HSL_MI28 computes an incomplete Cholesky factorization of a sparse symmetric matrix $A$ that may be used as a preconditioner. The matrix $A$ is optionally reordered, scaled and, if necessary, shifted to avoid breakdown of the factorization so that the incomplete factorization of

$\overline{A}=S{Q}^{T}AQS+\alpha I$

is computed, where $Q$ is a permutation matrix, $S$ is a diagonal scaling matrix and $\alpha$ is a non-negative shift.

The incomplete factorization may be used for preconditioning when solving the sparse symmetric linear system $Ax=b$. A separate entry performs the preconditioning operation

$y=Pz$

where $P={\left(\overline{L}{\overline{L}}^{T}\right)}^{-1}$, $\overline{L}=Q{S}^{-1}L$, is the incomplete factorization preconditioner.

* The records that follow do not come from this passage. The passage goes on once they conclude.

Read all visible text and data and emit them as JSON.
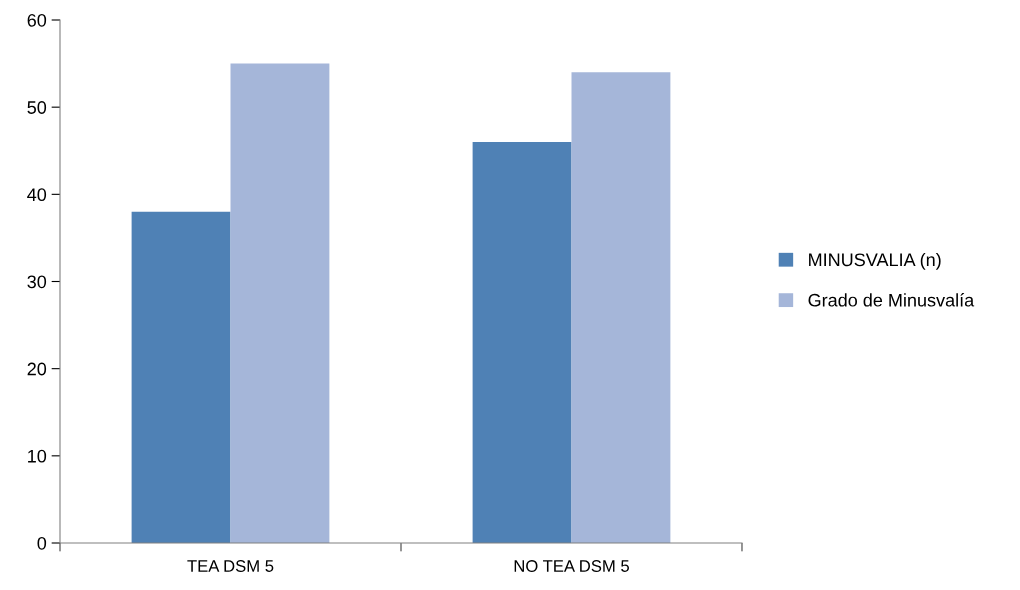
{
  "chart_data": {
    "type": "bar",
    "categories": [
      "TEA DSM 5",
      "NO TEA DSM 5"
    ],
    "series": [
      {
        "name": "MINUSVALIA (n)",
        "color": "#4f81b5",
        "values": [
          38,
          46
        ]
      },
      {
        "name": "Grado de Minusvalía",
        "color": "#a5b6d9",
        "values": [
          55,
          54
        ]
      }
    ],
    "ylim": [
      0,
      60
    ],
    "yticks": [
      0,
      10,
      20,
      30,
      40,
      50,
      60
    ],
    "grid": false,
    "legend": "right"
  }
}
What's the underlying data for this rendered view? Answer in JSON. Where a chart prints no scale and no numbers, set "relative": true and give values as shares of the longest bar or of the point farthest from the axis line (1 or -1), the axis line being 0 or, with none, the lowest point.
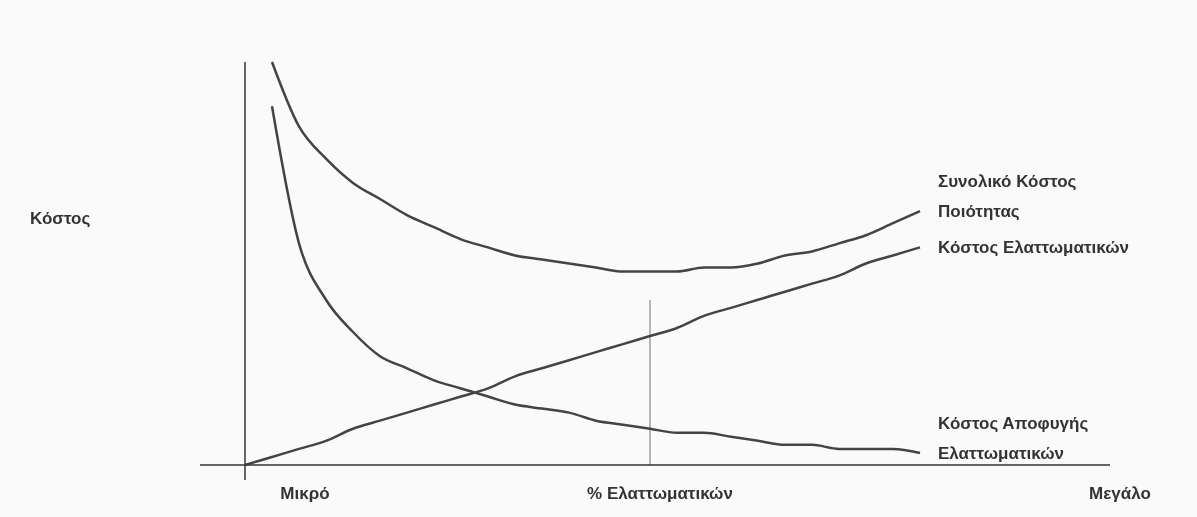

The incomplete factorization is based on a matrix decomposition of the form

$\overline{A}=L{L}^{T}+L{R}^{T}+R{L}^{T}-E,$

where $L$ is lower triangular with positive diagonal entries, $R$ is a strictly lower triangular matrix with small entries that is used to stabilize the factorization process, and $E$ has the structure

$E=R{R}^{T}+F+{F}^{T},$

where $F$ is strictly lower triangle. $F$ is discarded while $R$ is used in the computation of $L$ but is then discarded. The user controls the dropping of small entries from $L$ and $R$ and the maximum number of entries within each column of $L$ and $R$ (and thus the amount of memory for $L$ and the intermediate work and memory used in computing the incomplete factorization).